What is data automation? Jargon buster with PlaceTech

This article originally appeared in PlaceTech on 21 September.

From saving time and money to unlocking market insights, real estate likes to talk about the benefits of automation. But what does it actually entail? Rhys Ackery of Coyote explores the ins and outs of taking humans out of the equation.

What is data automation?

Generally speaking, it’s the exchange of data from point A to point B without direct input from people.

However, data automation can also extend beyond that to the enrichment of existing data, with contextually relevant data from other sources in order to create additional value.

How much can you save by streamlining data?

Many commercial real estate teams spend hundreds of hours collating data from various sources for periodic reporting.

When data collection and aggregation is automated, it can reduce the number of billable hours by more than 90%, saving serious time, stress and money.

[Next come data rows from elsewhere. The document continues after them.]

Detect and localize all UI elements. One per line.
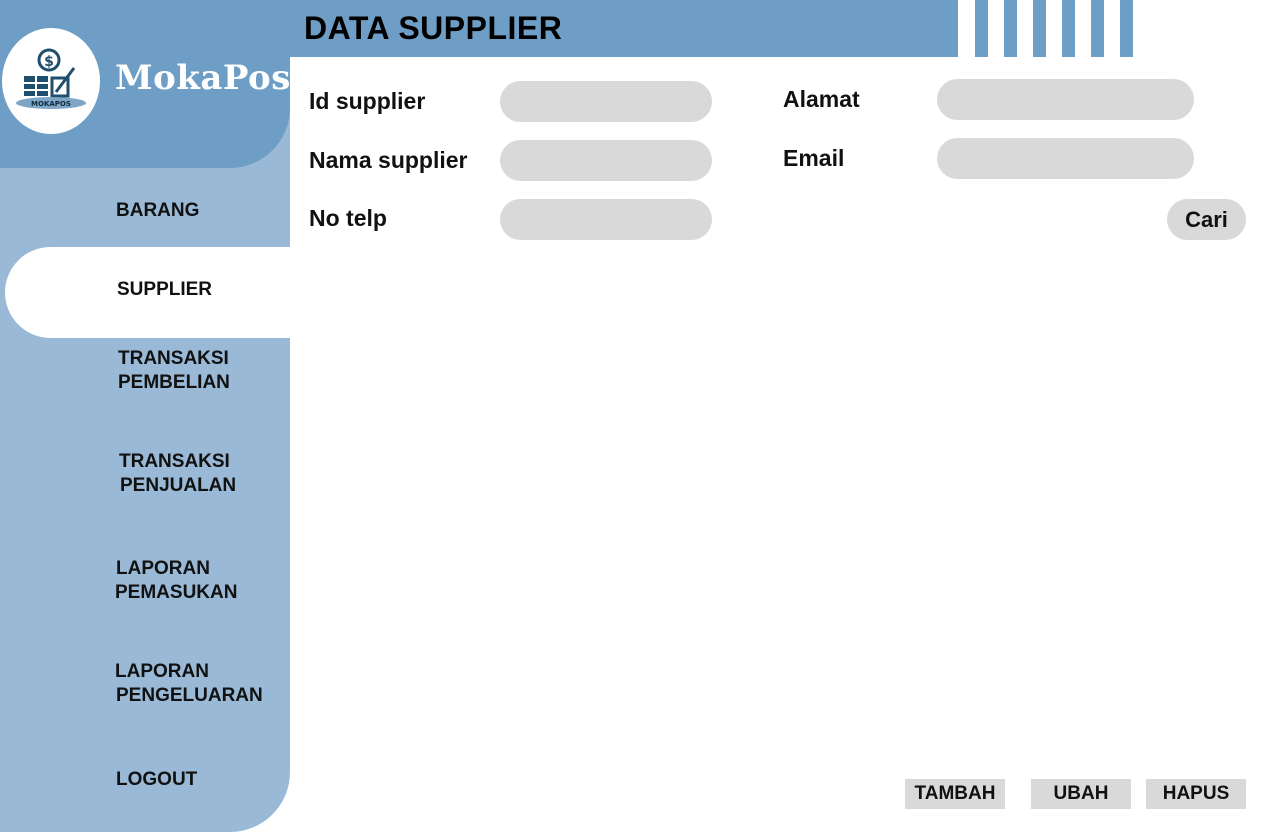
sidebar-item-logout[interactable]: LOGOUT xyxy=(0,768,290,792)
sidebar-item-barang[interactable]: BARANG xyxy=(0,199,290,223)
no-telp-label: No telp xyxy=(309,205,387,231)
header-stripe xyxy=(975,0,988,57)
id-supplier-field[interactable] xyxy=(500,81,712,122)
sidebar-item-label: LOGOUT xyxy=(116,769,198,790)
email-field[interactable] xyxy=(937,138,1194,179)
sidebar: $ MOKAPOS MokaPos BARANG SUPPLIER TRANSA… xyxy=(0,0,290,832)
sidebar-item-label: PENJUALAN xyxy=(120,475,237,496)
alamat-field[interactable] xyxy=(937,79,1194,120)
sidebar-item-transaksi-pembelian[interactable]: TRANSAKSI PEMBELIAN xyxy=(0,347,290,395)
header-stripe xyxy=(1120,0,1133,57)
delete-button[interactable]: HAPUS xyxy=(1146,779,1246,809)
header-stripe xyxy=(1091,0,1104,57)
header-stripe xyxy=(1004,0,1017,57)
add-button[interactable]: TAMBAH xyxy=(905,779,1005,809)
sidebar-item-label: PEMASUKAN xyxy=(115,582,238,603)
brand-name: MokaPos xyxy=(115,58,290,98)
cash-register-icon: $ MOKAPOS xyxy=(16,48,86,109)
header-bar: DATA SUPPLIER xyxy=(290,0,958,57)
svg-text:$: $ xyxy=(44,54,54,70)
brand-panel: $ MOKAPOS MokaPos xyxy=(0,0,290,168)
sidebar-item-label: BARANG xyxy=(116,200,200,221)
sidebar-item-label: LAPORAN xyxy=(115,661,209,682)
logo-text: MOKAPOS xyxy=(31,100,71,108)
sidebar-item-label: LAPORAN xyxy=(116,558,210,579)
sidebar-item-transaksi-penjualan[interactable]: TRANSAKSI PENJUALAN xyxy=(0,450,290,498)
sidebar-item-laporan-pemasukan[interactable]: LAPORAN PEMASUKAN xyxy=(0,557,290,605)
page-title: DATA SUPPLIER xyxy=(304,10,563,46)
email-label: Email xyxy=(783,145,845,171)
sidebar-item-label: PENGELUARAN xyxy=(116,685,263,706)
sidebar-item-label: PEMBELIAN xyxy=(118,372,230,393)
sidebar-item-label: SUPPLIER xyxy=(117,279,213,300)
nama-supplier-field[interactable] xyxy=(500,140,712,181)
no-telp-field[interactable] xyxy=(500,199,712,240)
header-stripe xyxy=(1033,0,1046,57)
edit-button[interactable]: UBAH xyxy=(1031,779,1131,809)
logo: $ MOKAPOS xyxy=(2,28,100,134)
nama-supplier-label: Nama supplier xyxy=(309,147,468,173)
header-stripe xyxy=(1062,0,1075,57)
id-supplier-label: Id supplier xyxy=(309,88,426,114)
search-button[interactable]: Cari xyxy=(1167,199,1246,240)
sidebar-item-label: TRANSAKSI xyxy=(118,348,229,369)
alamat-label: Alamat xyxy=(783,86,860,112)
sidebar-item-supplier[interactable]: SUPPLIER xyxy=(5,247,290,338)
sidebar-item-label: TRANSAKSI xyxy=(119,451,230,472)
sidebar-item-laporan-pengeluaran[interactable]: LAPORAN PENGELUARAN xyxy=(0,660,290,708)
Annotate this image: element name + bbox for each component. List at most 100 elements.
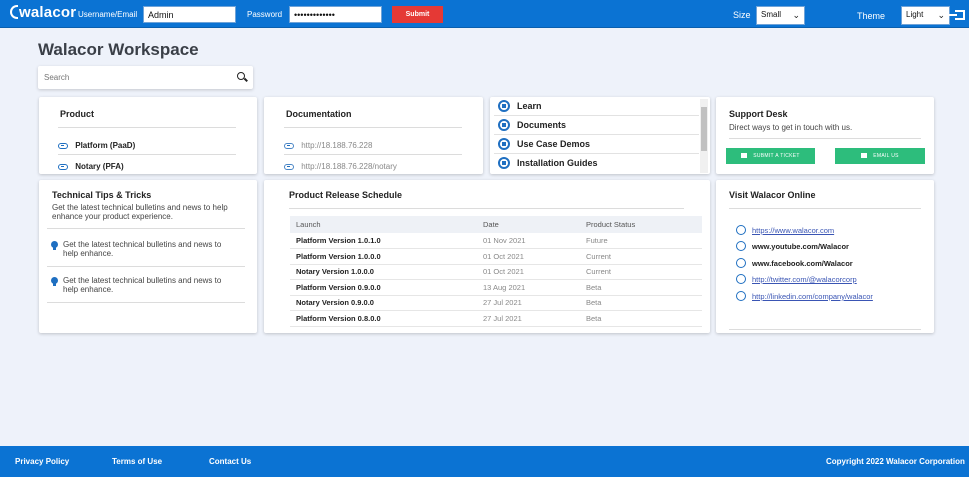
product-link-notary[interactable]: Notary (PFA) (58, 162, 124, 171)
social-link-text: www.facebook.com/Walacor (752, 259, 853, 268)
visit-online-title: Visit Walacor Online (729, 190, 816, 200)
date-cell: 13 Aug 2021 (477, 279, 580, 296)
table-row[interactable]: Platform Version 1.0.0.0 01 Oct 2021 Curre… (290, 248, 702, 265)
password-label: Password (247, 10, 283, 19)
password-input[interactable] (289, 6, 382, 23)
email-us-button[interactable]: EMAIL US (835, 148, 925, 164)
date-cell: 01 Nov 2021 (477, 233, 580, 249)
learn-item-installation-guides[interactable]: Installation Guides (494, 154, 699, 173)
theme-label: Theme (857, 11, 886, 21)
privacy-policy-link[interactable]: Privacy Policy (15, 457, 69, 466)
demo-icon (498, 138, 510, 150)
document-icon (498, 119, 510, 131)
mail-icon (861, 153, 868, 158)
status-cell: Beta (580, 310, 702, 327)
learn-item-label: Use Case Demos (517, 139, 591, 149)
learn-scrollbar[interactable] (700, 99, 708, 173)
submit-ticket-label: SUBMIT A TICKET (753, 153, 800, 159)
chevron-down-icon: ⌄ (792, 10, 800, 20)
terms-of-use-link[interactable]: Terms of Use (112, 457, 162, 466)
logout-icon[interactable] (949, 10, 965, 20)
social-link-text: http://linkedin.com/company/walacor (752, 292, 873, 301)
product-link-label: Notary (PFA) (75, 162, 124, 171)
support-card: Support Desk Direct ways to get in touch… (716, 97, 934, 174)
divider (729, 138, 921, 139)
lightbulb-icon (51, 241, 58, 250)
learn-item-documents[interactable]: Documents (494, 116, 699, 135)
size-label: Size (733, 10, 751, 20)
link-icon (58, 163, 68, 170)
link-icon (284, 142, 294, 149)
submit-button[interactable]: Submit (392, 6, 443, 23)
tips-intro: Get the latest technical bulletins and n… (52, 203, 228, 221)
tips-card: Technical Tips & Tricks Get the latest t… (39, 180, 257, 333)
product-link-platform[interactable]: Platform (PaaD) (58, 141, 135, 150)
documentation-link[interactable]: http://18.188.76.228 (284, 141, 372, 150)
size-select[interactable]: Small ⌄ (756, 6, 805, 25)
product-card: Product Platform (PaaD) Notary (PFA) (39, 97, 257, 174)
link-icon (284, 163, 294, 170)
column-header-status[interactable]: Product Status (580, 216, 702, 233)
email-us-label: EMAIL US (873, 153, 899, 159)
chevron-down-icon: ⌄ (937, 10, 945, 20)
date-cell: 27 Jul 2021 (477, 310, 580, 327)
launch-cell: Platform Version 0.9.0.0 (290, 279, 477, 296)
globe-icon (736, 225, 746, 235)
date-cell: 01 Oct 2021 (477, 264, 580, 280)
table-row[interactable]: Notary Version 1.0.0.0 01 Oct 2021 Current (290, 264, 702, 280)
search-icon[interactable] (237, 72, 245, 80)
column-header-launch[interactable]: Launch (290, 216, 477, 233)
top-bar: walacor Username/Email Password Submit S… (0, 0, 969, 28)
documentation-link-label: http://18.188.76.228 (301, 141, 373, 150)
divider (729, 329, 921, 330)
column-header-date[interactable]: Date (477, 216, 580, 233)
status-cell: Current (580, 264, 702, 280)
copyright-text: Copyright 2022 Walacor Corporation (826, 457, 965, 466)
theme-value: Light (906, 10, 924, 19)
contact-us-link[interactable]: Contact Us (209, 457, 251, 466)
footer: Privacy Policy Terms of Use Contact Us C… (0, 446, 969, 477)
social-link-text: http://twitter.com/@walacorcorp (752, 275, 857, 284)
table-header-row: Launch Date Product Status (290, 216, 702, 233)
divider (284, 154, 462, 155)
lightbulb-icon (51, 277, 58, 286)
walacor-logo[interactable]: walacor (10, 4, 76, 21)
social-link-text: https://www.walacor.com (752, 226, 835, 235)
table-row[interactable]: Platform Version 0.9.0.0 13 Aug 2021 Beta (290, 279, 702, 296)
link-icon (58, 142, 68, 149)
learn-item-use-case-demos[interactable]: Use Case Demos (494, 135, 699, 154)
launch-cell: Platform Version 1.0.1.0 (290, 233, 477, 249)
facebook-icon (736, 258, 746, 268)
tip-item[interactable]: Get the latest technical bulletins and n… (63, 240, 238, 258)
submit-ticket-button[interactable]: SUBMIT A TICKET (726, 148, 815, 164)
learn-item-learn[interactable]: Learn (494, 97, 699, 116)
support-subtitle: Direct ways to get in touch with us. (729, 123, 853, 132)
scrollbar-thumb[interactable] (701, 107, 707, 151)
product-title: Product (60, 109, 95, 119)
status-cell: Future (580, 233, 702, 249)
search-input[interactable] (44, 70, 224, 85)
divider (284, 127, 462, 128)
tips-title: Technical Tips & Tricks (52, 190, 152, 200)
documentation-link[interactable]: http://18.188.76.228/notary (284, 162, 397, 171)
divider (289, 208, 684, 209)
learn-item-label: Documents (517, 120, 567, 130)
divider (47, 302, 245, 303)
documentation-link-label: http://18.188.76.228/notary (301, 162, 397, 171)
launch-cell: Platform Version 1.0.0.0 (290, 248, 477, 265)
learn-item-label: Learn (517, 101, 542, 111)
username-input[interactable] (143, 6, 236, 23)
divider (58, 154, 236, 155)
book-icon (498, 100, 510, 112)
tip-item[interactable]: Get the latest technical bulletins and n… (63, 276, 238, 294)
product-link-label: Platform (PaaD) (75, 141, 136, 150)
documentation-card: Documentation http://18.188.76.228 http:… (264, 97, 483, 174)
linkedin-icon (736, 291, 746, 301)
table-row[interactable]: Platform Version 1.0.1.0 01 Nov 2021 Futur… (290, 233, 702, 249)
table-row[interactable]: Platform Version 0.8.0.0 27 Jul 2021 Beta (290, 310, 702, 327)
twitter-icon (736, 274, 746, 284)
table-row[interactable]: Notary Version 0.9.0.0 27 Jul 2021 Beta (290, 295, 702, 311)
theme-select[interactable]: Light ⌄ (901, 6, 950, 25)
release-schedule-title: Product Release Schedule (289, 190, 403, 200)
release-schedule-card: Product Release Schedule Launch Date Pro… (264, 180, 710, 333)
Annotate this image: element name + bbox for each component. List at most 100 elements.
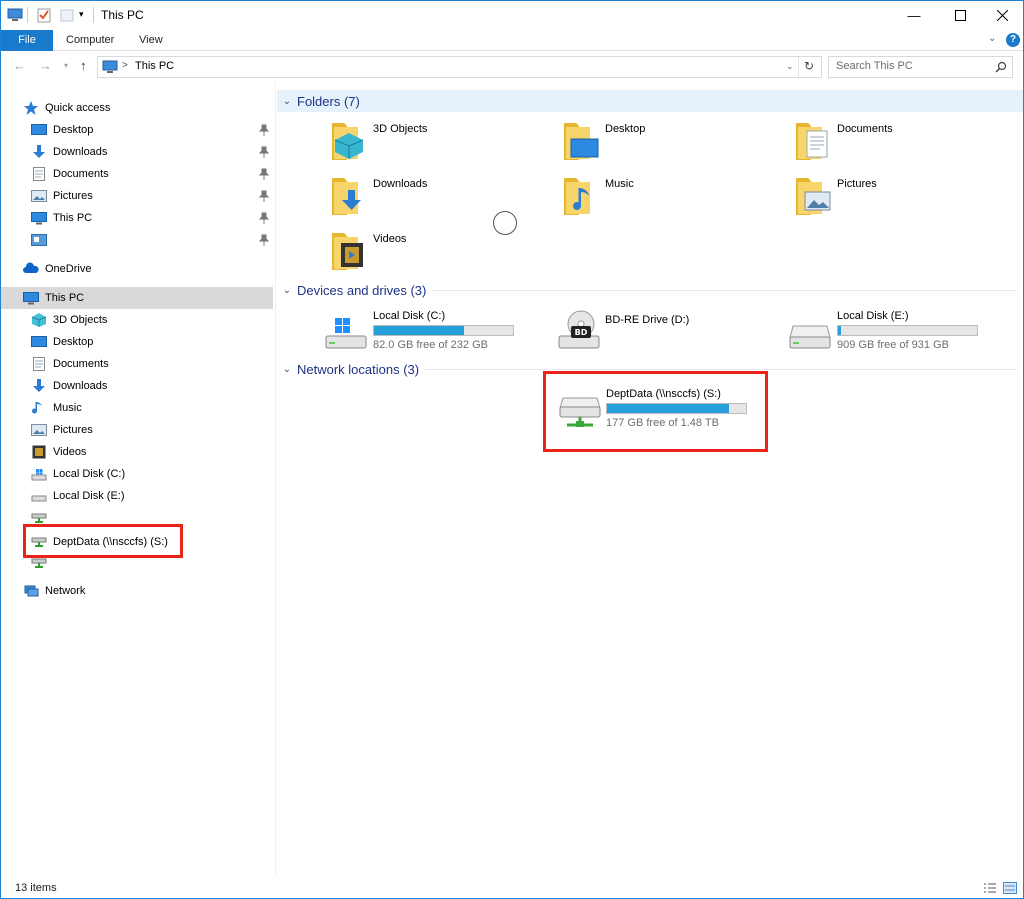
breadcrumb-separator[interactable]: > (122, 60, 128, 71)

When data automation is applied to processes in other areas of the business, it can be more of an initial investment up front, but the long-term payoff is enormous.

By enabling teams to access key information more easily, you are giving them the tools to make quicker and smarter decisions based on the speed and depth of insight that data automation provides. Long term, that puts a business in the best possible position to succeed.

How does someone in real estate get started in data automation?

You have to start with context. Understand where your data currently sits, who is responsible for it and be clear about what you’d like to achieve with data automation. Before you start any project, set an objective with clear milestones and key results.

From there, our strong recommendation is to work with a trusted partner or adviser to review, define or even challenge your plan and then put it into action.

How can you ensure the accuracy of automated data?

From our experience, data automation helps clients to spot errors, and the source of errors, in existing processes, where they otherwise go unnoticed. When data automation is properly implemented in certain processes, it can help dramatically reduce the overall error rate instead of contributing to it.

However, we would still recommend that someone in the organisation has responsibility for the data and that validation rules are put in place to help reduce certain types of errors. It’s also important that companies have a clear process for flagging and fixing errors.

How do you extract useful insights out of data?

First, data needs to be ‘clean’ and complete. A data audit can help determine the current state of your data.

It’s also imperative to have a clear idea of what types of insights you’re looking to get from data. Defining the insights you need will help determine the pathway required to get there.

From there, companies need to challenge the status quo. Put tried and tested systems in place, like our own, which can help make sense of data and display it in a way that is easy to consume, and which provides better insights from your existing data.

How might data automation evolve in the coming years?

Data automation is likely to become more prevalent, particularly with an increased focus on data democracy and data sharing. Here are two tips to stay ahead of the curve:

Start being concerned with the quality of your data now, rather than waiting until you need to automate it.

Evangelise for data literacy within your organisation. Consume learning and training opportunities and become an advocate.